2009 Marcillac Lo Sang del Pais, Domaine du Cros
Lithe red fruit that keeps delivering the goods. Graphite and slate on the nose, delicate red fruits with fugitive notes of paprika and fennel, cool acidity with condensed iron filing minerality to round off.

2009 Gamay d’Auvergne, Domaine Maupertuis
Slightly cloudy with an aroma of barnyard when it is first opened. This dissipates quickly, but leaves behind a topsoil smell that remains to accompany the raspberry notes. Sour cherry and pomegranate seed flavours are accompanied with earthiness too. This is a Gamay as nature intended, organic, unfiltered and unsulphured, as prickly as a hedgehog with ants in his pants, a dark pickled damson strut across the tongue, and you should drink it with alacrity from a pot lyonnais with some tripoux or ”Truffade” a baked mixture of sliced potatoes and Tome de Cantal.

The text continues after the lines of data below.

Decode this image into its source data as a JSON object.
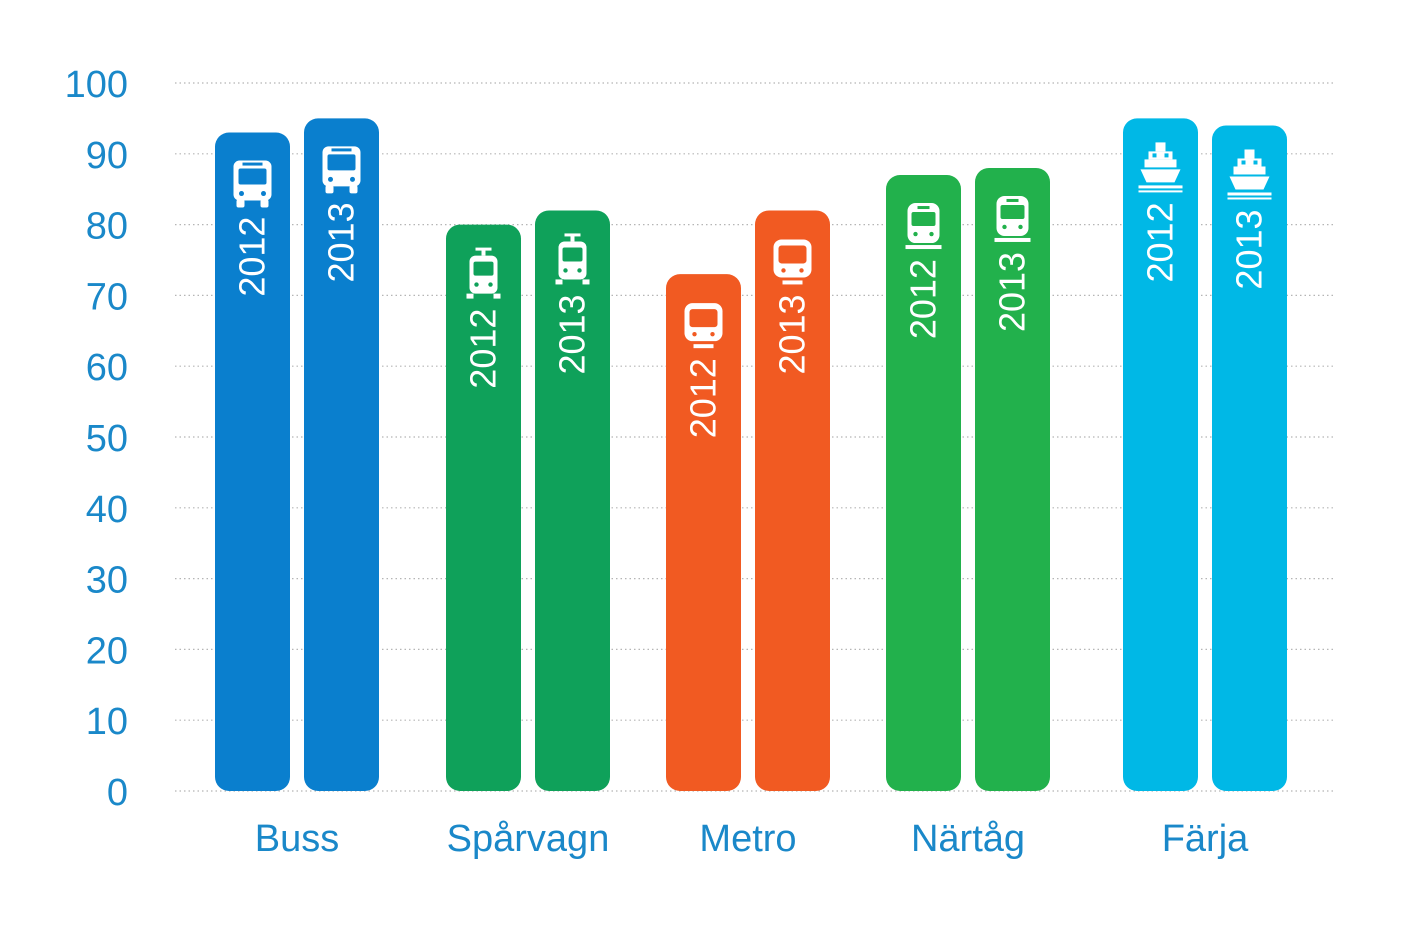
{
  "chart_data": {
    "type": "bar",
    "categories": [
      "Buss",
      "Spårvagn",
      "Metro",
      "Närtåg",
      "Färja"
    ],
    "series": [
      {
        "values": [
          93,
          80,
          73,
          87,
          95
        ]
      },
      {
        "values": [
          95,
          82,
          82,
          88,
          94
        ]
      }
    ],
    "bar_labels": [
      "2012",
      "2013"
    ],
    "category_colors": [
      "#0a7fce",
      "#0fa15a",
      "#f15a22",
      "#22b14c",
      "#00b8e6"
    ],
    "category_icons": [
      "bus-icon",
      "tram-icon",
      "metro-icon",
      "train-icon",
      "ferry-icon"
    ],
    "y_ticks": [
      "0",
      "10",
      "20",
      "30",
      "40",
      "50",
      "60",
      "70",
      "80",
      "90",
      "100"
    ],
    "ylim": [
      0,
      100
    ],
    "grid": true,
    "legend": "none"
  }
}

2008 Raboso Marca Trevigiana, Gatti Lorenzo
The gum-tingling Raboso is fermented on the skins for at least 10 days with frequent manual remuage in cement tank with indigenous yeasts and without temperature control. After a gentle pressing the wine stays tanks before being bottled without clarification or filtration. The wine weighs in at a slimline 11% and is enormous fun to drink.